In 2013, the passage of the hospital and nursing home assessment tax (which runs through 2020) was tied up for months by Senate Republicans hoping to extract political concessions from Democrats before finally voting to renew the tax. All taxes must receive the backing of 60 percent of legislators, even politically popular ones such as the hospital assessment tax.

“I haven’t been told there’s any leveraging going on with this provider tax,” Courtney said.

Speaking with The Lund Report, freshman Republican and orthopedic surgeon Rep. Knute Buehler of Bend concurred: “I think that will have little or no opposition from my colleagues.”

The bill was presented to the House Health Committee by Dave Underriner, the chief executive of Providence Health & Services -- Oregon; Martin Taylor, the director of CareOregon, which contracts with four CCOs to manage care for the Oregon Health Plan; and Kolmer.
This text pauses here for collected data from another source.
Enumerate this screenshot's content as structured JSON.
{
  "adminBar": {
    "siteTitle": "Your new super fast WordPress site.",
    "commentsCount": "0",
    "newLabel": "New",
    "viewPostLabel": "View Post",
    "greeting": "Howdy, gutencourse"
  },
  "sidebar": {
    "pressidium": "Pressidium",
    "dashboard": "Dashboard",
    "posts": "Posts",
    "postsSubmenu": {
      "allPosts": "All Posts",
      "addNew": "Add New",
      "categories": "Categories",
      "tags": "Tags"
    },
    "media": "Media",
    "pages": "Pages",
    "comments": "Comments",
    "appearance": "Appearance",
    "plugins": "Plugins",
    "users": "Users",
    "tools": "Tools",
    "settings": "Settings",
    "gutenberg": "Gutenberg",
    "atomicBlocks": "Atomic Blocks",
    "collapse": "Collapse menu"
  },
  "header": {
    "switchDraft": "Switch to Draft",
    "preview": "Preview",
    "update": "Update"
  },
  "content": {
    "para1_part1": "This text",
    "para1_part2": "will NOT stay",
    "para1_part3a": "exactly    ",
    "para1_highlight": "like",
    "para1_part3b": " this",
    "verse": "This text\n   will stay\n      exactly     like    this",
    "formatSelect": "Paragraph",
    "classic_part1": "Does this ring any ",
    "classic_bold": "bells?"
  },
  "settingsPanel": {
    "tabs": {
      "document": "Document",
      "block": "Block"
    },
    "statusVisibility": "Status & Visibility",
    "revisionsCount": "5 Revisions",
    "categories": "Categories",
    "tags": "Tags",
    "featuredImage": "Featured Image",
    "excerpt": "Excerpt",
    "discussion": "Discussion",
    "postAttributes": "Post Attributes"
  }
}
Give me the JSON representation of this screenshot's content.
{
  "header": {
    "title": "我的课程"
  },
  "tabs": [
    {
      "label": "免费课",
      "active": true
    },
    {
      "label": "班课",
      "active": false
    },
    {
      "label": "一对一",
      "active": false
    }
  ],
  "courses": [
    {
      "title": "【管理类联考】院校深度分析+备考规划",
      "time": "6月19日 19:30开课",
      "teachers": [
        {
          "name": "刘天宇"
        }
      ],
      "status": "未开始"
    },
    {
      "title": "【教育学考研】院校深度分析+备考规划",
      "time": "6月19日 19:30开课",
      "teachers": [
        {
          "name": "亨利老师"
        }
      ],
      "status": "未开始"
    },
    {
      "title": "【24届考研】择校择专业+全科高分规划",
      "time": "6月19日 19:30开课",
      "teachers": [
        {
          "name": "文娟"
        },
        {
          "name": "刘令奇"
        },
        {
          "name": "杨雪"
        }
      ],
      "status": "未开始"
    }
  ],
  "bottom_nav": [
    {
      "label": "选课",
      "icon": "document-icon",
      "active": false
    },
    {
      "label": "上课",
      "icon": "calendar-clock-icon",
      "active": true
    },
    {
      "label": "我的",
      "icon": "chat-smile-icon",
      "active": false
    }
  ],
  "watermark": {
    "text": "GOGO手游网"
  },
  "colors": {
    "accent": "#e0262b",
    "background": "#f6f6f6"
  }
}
Kolmer has remained in state government as Brown’s healthcare advisor, despite both his role in the development of Cover Oregon and his close relationship to former Gov. John Kitzhaber, who was railroaded out of office earlier this month amid ethics allegations involving his fiancee, Cylvia Hayes.

“In light of where we are in the legislative session, there is benefit to restoring stability, and she values the institutional knowledge of senior staff in specific policy areas,” Brown’s spokeswoman, Kristen Grainger, told The Lund Report in response to a question about Kolmer’s continued role.